Travel Demand Management
Travel Demand Management
Travel Demand Management (TDM) is a broad term to describe interventions designed to better manage the demand for travel. Such interventions generally exclude the provision of major infrastructure and aim to modify travel decisions so that the adverse impacts of travel can be reduced.
TDM strategies can generally be grouped into one of four areas: improved asset utilisation (e.g. high occupancy vehicle lanes), traffic restraint (e.g. car parking supply restrictions), pricing (e.g. road/cordon pricing) and urban and social changes (e.g. land use changes, travel behaviour change programs).
This research area is relatively broad and covers the development, appraisal and evaluation of TDM initiatives, modelling of road pricing impacts, land use and travel behaviour interactions, car and bicycle parking policies, and travel behaviour change programs.
ITS Staff Contacts
Current Research Activities
In dense urban cities, the space for road construction is usually quite limited, thus new construction of road infrastructure is not a sustainable solution for the development of transport systems. In view of the expanding population and car ownership in urban areas, how to satisfy the people’s travel desires becomes a big challenge. Hence, traffic demand management is a sound solution for congestion mitigation: diverting traffic demand from congested areas to uncongested roads, so as to achieve a reasonable use of network resources. By reasonably setting toll charges in congested areas, drivers with lower value-of-time and low trip emergency would detour on the less congested or un-tolled roads. Our study on urban congestion pricing focuses on the determination of optimal charging locations as well as the optimal toll rate, with the aim of minimising congestion level on the entire transport network.
Contact: Dr Meead Saberi
Park and ride schemes in a multimodal transport network with travel time uncertainty
This research proposes a model to describe the driver’s mode choice and route choice, which are based on a combined cross nest logit (CNL) and user equilibrium (UE) model. Mathematical programming and varitional inequality are both used. We consider travel time uncertainty on roads which can affect both modal split and route choice. Multi-class demands are considered because different people have different requirements for the travel time and level of service which are not considered in other papers for PNR. Travel time uncertainty and multi-class are quite important for research of PNR for the researches in traffic assignment. Karush-Kuhn-Tucker (KKT) conditions can be used to show the correctness of this models. All the functions are monotone and continue, thus, it is obvious that the solutions of this model exits.
Contact: Dr Inhi Kim
Past Research Activities
Travel Demand Management for the Summer Olympic Games and Other Major Events
Researchers at ITS (Monash) have undertaken a large number of research projects for Summer Olympic Games host cities on the strategic approach to travel demand management (TDM) of games event and city access. ITS (Monash) were the official reviewers for the successful TDM London 2012 Games program and also advised on approaches to TDM implementation. This role was followed up with advisory assignments for the Rio 2016 games. ITS (Monash) was also commissioned by Centre for Excellence in Hajj and Umrah to review and assess plans for the Hajj Pilgrimage in Mecca, Saudi Arabia including an assessment of lessons which could be learned from TDM experience with the Summer Olympic Games.

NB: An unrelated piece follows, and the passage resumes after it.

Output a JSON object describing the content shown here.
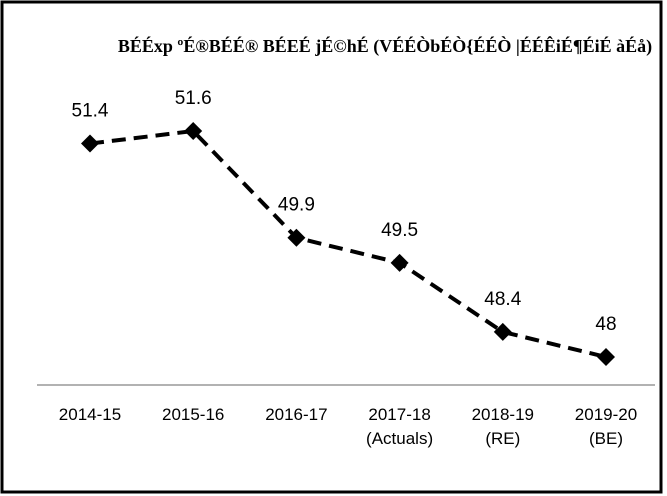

Contact: Professor Graham Currie
Travel Plans for New Residential Developments
Travel plans can be required through the land use planning and approvals process as a way to encourage new residents to use more sustainable forms of transport. Initiatives delivered through a residential travel plan may include the provision of customised information on local transport options, distribution of free public transport tickets, car sharing facilities, and limited car parking provision. The aim of this research program was to assess the effectiveness of travel plans for new residential developments, but to also identify opportunities to enhance their effectiveness. Key results showed that car use was 14 percentage points lower at new residential developments with travel plans compared to matched control sites without travel plans.